Chris Lattner clattner at apple.com
Wed Nov 4 15:11:05 PST 2009


On Oct 29, 2009, at 2:29 PM, Philippe Canal wrote:

> Hi,
>
> [This time with the missing attachment]
>
> I attempting (in the context of Cling, our C++ interpreter) to
> incrementally compile and link user code,
> including global variable declarations.   For example, I would like to
> compile, link, load and execute
> the C++ statement:
>
>      int i = 3;
>
> and then compile, link, load and execute a C++ function that uses this
> global variable, for example:
>
>  extern int i;
>  int main() {
>    printf("%d\n",i);
>  }
>
> But I was unable to find a workable solution.

Ok.

> In 'tester 0', I tried to link the 2 source files independently.    
> When
> executing the 2nd module it does
> not find the global variable defined in the 1st module.
>
> In 'tester 1', I tried to link the 2nd module against the 1st module.
> The execution works okay
> __BUT__ all global initialization from the first module are 'redone'.
>
> In 'tester 2', I tried  using an actual shared library containing the
> code in 'declaration.cxx' and it works
> well (i.e. the loading of the  module containing main.cxx properly  
> finds
> the 'compiled' global variable).
>
> In 'tester 3', I tried to JIT the 1st module and then load a shared
> library containing the code of main.cxx,
> here the dynamic loader does not find the declaration that was made in
> the 1st module.    Is this model
> (shared library being able to see symbol that have been 'JITed')
> supported?    If not, is there any plan to
> ever support it?  As an alternative, we can get this behavior if we  
> use
> as a 'just in compiler' a forked call
> to g++/clang to generate a shared library; we were hoping to be able  
> to
> skip this fork steps.

The JIT has a lot of default behavior.  By default if you load a  
module that has a global variable with an initializer, the first  
reference to it will cause its initializer to get splatted out to  
memory and considered to be the canonical location for that variable.
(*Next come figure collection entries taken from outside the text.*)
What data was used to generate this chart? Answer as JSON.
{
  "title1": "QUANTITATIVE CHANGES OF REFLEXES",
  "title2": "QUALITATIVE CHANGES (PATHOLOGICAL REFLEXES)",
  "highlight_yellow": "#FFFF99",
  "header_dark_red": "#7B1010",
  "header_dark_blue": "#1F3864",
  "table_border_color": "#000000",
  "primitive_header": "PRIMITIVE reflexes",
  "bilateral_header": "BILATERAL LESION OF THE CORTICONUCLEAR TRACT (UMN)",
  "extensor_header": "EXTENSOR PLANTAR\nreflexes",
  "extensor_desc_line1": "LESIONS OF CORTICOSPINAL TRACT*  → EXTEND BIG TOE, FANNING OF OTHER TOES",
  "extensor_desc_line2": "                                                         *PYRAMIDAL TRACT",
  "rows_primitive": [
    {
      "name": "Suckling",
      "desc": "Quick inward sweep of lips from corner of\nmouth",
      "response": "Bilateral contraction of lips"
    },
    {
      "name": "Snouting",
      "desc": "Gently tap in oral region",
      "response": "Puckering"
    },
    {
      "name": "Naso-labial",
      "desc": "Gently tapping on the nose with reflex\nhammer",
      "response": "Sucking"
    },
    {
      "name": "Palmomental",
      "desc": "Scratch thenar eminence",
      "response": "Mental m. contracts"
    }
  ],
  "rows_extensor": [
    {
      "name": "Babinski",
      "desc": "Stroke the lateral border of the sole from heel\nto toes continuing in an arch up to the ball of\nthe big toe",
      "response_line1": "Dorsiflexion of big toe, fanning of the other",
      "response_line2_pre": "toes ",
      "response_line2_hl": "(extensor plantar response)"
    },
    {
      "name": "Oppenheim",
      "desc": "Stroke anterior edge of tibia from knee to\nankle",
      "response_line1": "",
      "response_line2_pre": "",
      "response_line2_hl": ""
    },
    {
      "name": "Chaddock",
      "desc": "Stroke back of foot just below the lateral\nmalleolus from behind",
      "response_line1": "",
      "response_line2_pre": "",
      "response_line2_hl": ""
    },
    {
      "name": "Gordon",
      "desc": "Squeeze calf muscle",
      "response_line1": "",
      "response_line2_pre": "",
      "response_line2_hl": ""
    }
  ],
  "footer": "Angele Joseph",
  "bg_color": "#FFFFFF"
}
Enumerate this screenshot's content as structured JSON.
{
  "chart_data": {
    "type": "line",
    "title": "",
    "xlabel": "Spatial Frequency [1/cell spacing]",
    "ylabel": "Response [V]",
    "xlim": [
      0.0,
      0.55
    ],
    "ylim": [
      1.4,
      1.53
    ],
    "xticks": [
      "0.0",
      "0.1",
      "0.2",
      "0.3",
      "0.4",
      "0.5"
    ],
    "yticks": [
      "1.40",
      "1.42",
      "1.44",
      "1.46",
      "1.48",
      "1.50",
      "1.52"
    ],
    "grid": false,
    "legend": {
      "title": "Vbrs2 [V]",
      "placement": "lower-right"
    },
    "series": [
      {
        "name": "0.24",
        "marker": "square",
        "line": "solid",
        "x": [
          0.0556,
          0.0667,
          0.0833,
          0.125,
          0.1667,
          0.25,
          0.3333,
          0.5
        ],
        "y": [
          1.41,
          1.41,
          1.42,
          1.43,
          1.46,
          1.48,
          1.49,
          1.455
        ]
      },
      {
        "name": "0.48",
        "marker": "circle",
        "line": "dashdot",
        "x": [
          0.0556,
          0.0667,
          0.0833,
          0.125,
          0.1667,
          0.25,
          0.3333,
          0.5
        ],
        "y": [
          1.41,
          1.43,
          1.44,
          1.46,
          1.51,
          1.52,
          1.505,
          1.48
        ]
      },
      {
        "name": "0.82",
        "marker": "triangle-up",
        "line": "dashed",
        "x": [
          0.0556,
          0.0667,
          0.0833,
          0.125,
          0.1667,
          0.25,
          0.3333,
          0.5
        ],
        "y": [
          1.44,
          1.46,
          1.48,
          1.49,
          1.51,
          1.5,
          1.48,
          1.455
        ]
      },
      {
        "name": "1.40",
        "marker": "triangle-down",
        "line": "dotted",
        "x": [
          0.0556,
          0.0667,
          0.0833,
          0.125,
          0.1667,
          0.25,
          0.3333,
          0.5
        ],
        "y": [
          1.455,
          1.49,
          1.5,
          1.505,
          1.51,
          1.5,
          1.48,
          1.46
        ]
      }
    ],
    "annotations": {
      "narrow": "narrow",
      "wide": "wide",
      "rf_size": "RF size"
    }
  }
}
If you don't want this to happen, you can easily customize this by  
poking ExecutionEngine::addGlobalMapping.  With this API you can say  
"any reference to this global should use this physical address".  You  
can also query to global address map etc to see where a previous  
instance of the global was splatted out (and possibly updated by  
executing code!) so that later modules can reference it.

>
>
> PS.  As a side note, clang inappropriately 'optimize away' something  
> like:
>
> int func1() { return prinf("loading the file\n"); }
> static int loader_1 = func1();
> int loader_2 = func2();
>
> where loading a shared library containing this file should lead to the
> string "loading file" being printed
> twice, while with clang it is printed only once (the static int ... is
> not executed).

it looks like clang codegen for this is wrong, I filed: http://llvm.org/bugs/show_bug.cgi?id=5396

Please file bugs when you run into them, thanks!